Keep positive notes and messages on your wall, your computer, and even your phone, to emphasize what you’re hoping to get out of this in the end, and the hard work will be worth it. In a study conducted by Andrew J. Oswald and associates of the University of Warwick, higher levels of happiness were shown to increase levels of productivity. Of the people who participated, those who were shown video clips of comedians doing a routine, were 12% more productive than those who hadn’t.
It can be both lonely and uninspiring to study alone whilst having a full-time job. Knowing that there are others in South Africa doing the same course as you will enable you to discuss course work with them, and create a network of friends who are going through the same experience. Whether it’s via email or social media, finding a network of people in the same situation as you will increase your motivation and dedication to the course.
Most universities or colleges in South Africa will have social media pages, look for your university and/or specific course on platforms such as Facebook and you will be able to connect with fellow students. If you are unable to find your course online, speak to your teachers via email and they should be able to direct you to a relevant student group or union.
It can be easy to slip into a pattern of non-stop work when you have both work and studies to think about, but balance is important. All work and no relaxation can lead to high levels of stress, anxiety, and even burnout. If you’ve stuck to your study plan, then take the time out to relax with family and friends, or even do something for yourself. Clearing your mind and having some time off will help you feel rejuvenated for the next week ahead.

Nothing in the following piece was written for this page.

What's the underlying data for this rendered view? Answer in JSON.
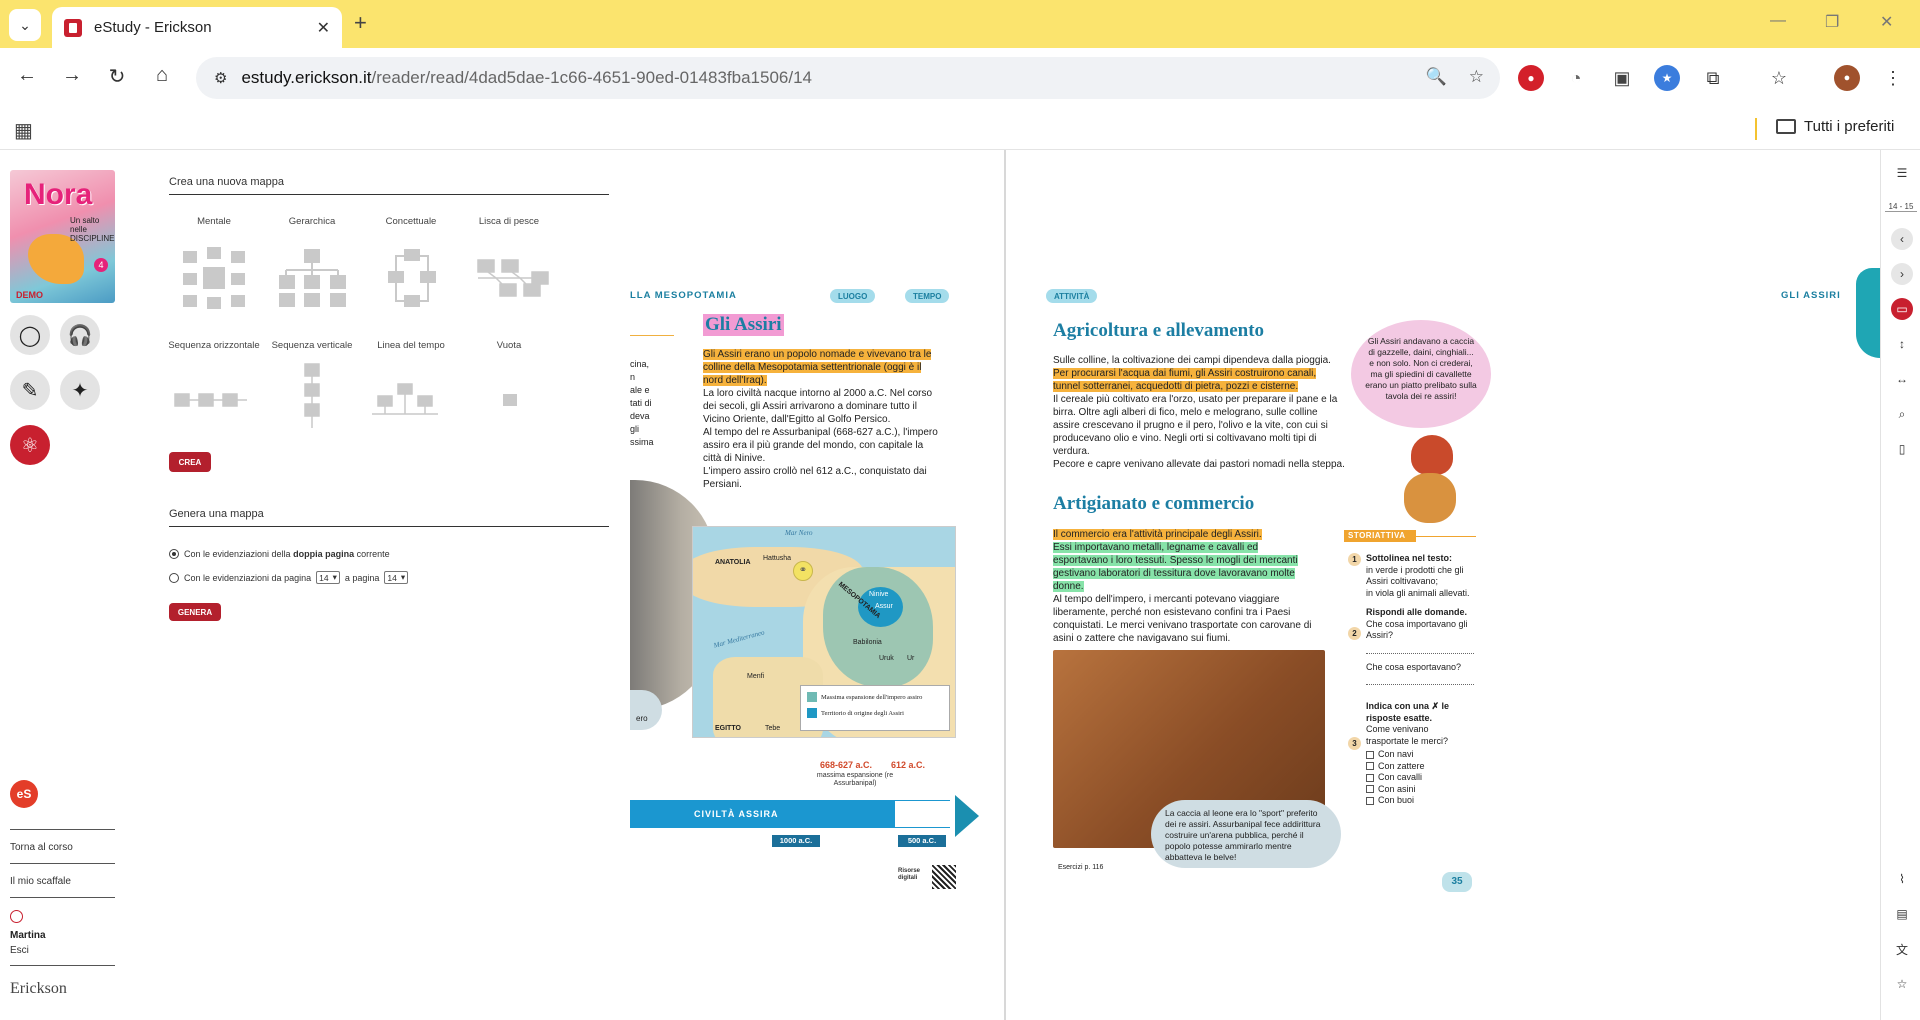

According to Psychology Today, taking regular breaks from work and studies has a number of benefits. It prevents weight gain from inactivity, reduces “decision fatigue” where the more tired a person becomes the less reasonable their decisions are, re-energizes the mind to reach a goal, and reduces stress leading to increased productivity. Psychology Today recommends a number of positive ways one can take a break to reduce fatigue and stress:
Working full-time while studying is no doubt a challenge, but it’s one that can be achieved. With the cooperation of your employer, a study plan in place, the end goal in mind, a supportive network to talk to and a good work/life balance, you can achieve the goals you set out for yourself. It’s vital to remember that one plan doesn’t fit all, mix and match these tips to figure out what suits you and your schedule best.